Even in the harshest conditions, like hope, life emerges and persists— worms wriggling inside Arctic ice weeds wiggling through driveway cracks trees torturously rooting around rocks tigers trekking from deforested domains.

What so often seems worthless or destroyed somehow replenishes— like Sahara sands hoisted by trade winds to enrich Amazon jungle, volcanic wasteland transformed into soil for abundant nourishment or dying coral reefs that still sport a teeming array of denizens.

Even in pandemics we see members care— like ailing finches, mandrills, or spiny lobsters that socially-distance to protect the greater whole.

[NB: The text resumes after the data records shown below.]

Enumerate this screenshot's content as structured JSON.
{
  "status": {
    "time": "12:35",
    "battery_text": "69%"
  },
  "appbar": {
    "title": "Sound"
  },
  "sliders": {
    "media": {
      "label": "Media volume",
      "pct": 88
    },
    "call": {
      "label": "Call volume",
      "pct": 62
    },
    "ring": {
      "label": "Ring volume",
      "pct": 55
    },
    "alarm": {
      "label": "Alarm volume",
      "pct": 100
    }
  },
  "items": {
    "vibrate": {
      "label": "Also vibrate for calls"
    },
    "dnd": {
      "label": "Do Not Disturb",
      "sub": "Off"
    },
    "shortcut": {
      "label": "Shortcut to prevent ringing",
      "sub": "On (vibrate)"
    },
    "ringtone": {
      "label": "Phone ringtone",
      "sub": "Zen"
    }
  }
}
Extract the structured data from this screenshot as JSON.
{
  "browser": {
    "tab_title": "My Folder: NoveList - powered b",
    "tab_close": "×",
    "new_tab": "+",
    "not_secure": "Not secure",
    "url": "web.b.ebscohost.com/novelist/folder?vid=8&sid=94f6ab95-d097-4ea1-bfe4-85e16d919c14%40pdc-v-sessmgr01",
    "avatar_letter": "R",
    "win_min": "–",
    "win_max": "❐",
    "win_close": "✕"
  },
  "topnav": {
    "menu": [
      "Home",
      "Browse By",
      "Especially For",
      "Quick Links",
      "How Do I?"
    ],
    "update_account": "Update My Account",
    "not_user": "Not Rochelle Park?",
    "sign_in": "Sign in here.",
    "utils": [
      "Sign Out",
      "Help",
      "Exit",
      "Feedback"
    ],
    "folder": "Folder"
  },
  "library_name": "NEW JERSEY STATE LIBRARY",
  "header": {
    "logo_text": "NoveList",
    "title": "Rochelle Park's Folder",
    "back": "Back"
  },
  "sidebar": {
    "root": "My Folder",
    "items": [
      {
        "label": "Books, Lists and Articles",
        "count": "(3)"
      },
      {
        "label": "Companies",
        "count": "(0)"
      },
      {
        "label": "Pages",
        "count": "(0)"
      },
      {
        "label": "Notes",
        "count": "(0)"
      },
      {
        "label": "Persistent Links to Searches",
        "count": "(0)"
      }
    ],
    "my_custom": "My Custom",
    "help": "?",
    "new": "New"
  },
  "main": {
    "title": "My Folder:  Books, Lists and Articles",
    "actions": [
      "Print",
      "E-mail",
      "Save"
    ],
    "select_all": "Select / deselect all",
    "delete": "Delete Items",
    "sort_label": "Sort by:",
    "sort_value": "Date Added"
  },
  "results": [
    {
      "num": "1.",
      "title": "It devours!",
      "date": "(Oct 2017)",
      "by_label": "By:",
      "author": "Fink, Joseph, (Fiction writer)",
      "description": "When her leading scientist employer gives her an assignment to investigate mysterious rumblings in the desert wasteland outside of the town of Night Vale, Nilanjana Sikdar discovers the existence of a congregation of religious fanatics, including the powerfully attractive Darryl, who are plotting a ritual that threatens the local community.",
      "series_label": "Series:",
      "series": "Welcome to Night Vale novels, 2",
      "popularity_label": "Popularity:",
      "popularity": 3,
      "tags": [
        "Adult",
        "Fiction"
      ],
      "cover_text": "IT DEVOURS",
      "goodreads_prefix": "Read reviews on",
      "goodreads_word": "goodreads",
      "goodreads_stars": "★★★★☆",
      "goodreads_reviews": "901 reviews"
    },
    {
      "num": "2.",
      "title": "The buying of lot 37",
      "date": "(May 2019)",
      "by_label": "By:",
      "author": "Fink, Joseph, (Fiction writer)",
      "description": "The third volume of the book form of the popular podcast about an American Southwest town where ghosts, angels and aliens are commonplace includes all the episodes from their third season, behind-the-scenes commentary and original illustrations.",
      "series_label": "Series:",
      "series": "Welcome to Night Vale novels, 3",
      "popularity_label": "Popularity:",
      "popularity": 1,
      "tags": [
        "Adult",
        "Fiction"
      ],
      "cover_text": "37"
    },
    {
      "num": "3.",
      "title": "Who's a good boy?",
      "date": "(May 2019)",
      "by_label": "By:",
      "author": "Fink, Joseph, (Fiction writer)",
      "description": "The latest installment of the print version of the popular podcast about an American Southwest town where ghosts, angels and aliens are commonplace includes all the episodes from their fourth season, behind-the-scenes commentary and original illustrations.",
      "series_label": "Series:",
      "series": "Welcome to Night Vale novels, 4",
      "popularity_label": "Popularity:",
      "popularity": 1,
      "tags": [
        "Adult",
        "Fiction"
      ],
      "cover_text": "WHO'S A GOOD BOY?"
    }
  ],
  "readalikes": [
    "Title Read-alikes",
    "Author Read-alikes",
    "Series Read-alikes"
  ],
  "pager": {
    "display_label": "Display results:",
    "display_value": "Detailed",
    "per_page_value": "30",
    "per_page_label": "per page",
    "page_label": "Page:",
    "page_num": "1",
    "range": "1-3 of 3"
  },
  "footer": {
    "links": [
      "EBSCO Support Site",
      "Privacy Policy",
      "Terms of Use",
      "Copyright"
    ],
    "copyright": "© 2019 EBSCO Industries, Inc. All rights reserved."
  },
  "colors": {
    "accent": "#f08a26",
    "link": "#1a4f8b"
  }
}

Nature has no bias, forgives but does not forget, and fashions portals through which life’s sprigs and towers proceed in an ever-changing cornucopia of length, weight, color, frequency, texture, and even style. And buried in Her bowels are the past’s brilliant blasts and subtle shades, proof that excesses, even if minor or human, revert back to harmony.

We have the senses to appreciate our biosphere, both in splendor and in need— like the lilac’s fragrance, redwood’s length, elephant’s wrinkly skin, crane’s warning whoop, and peaches and salmon to savor. But will we have the sense to inhale and preserve this diverse bounty, both around us and in the far reaches of our minds?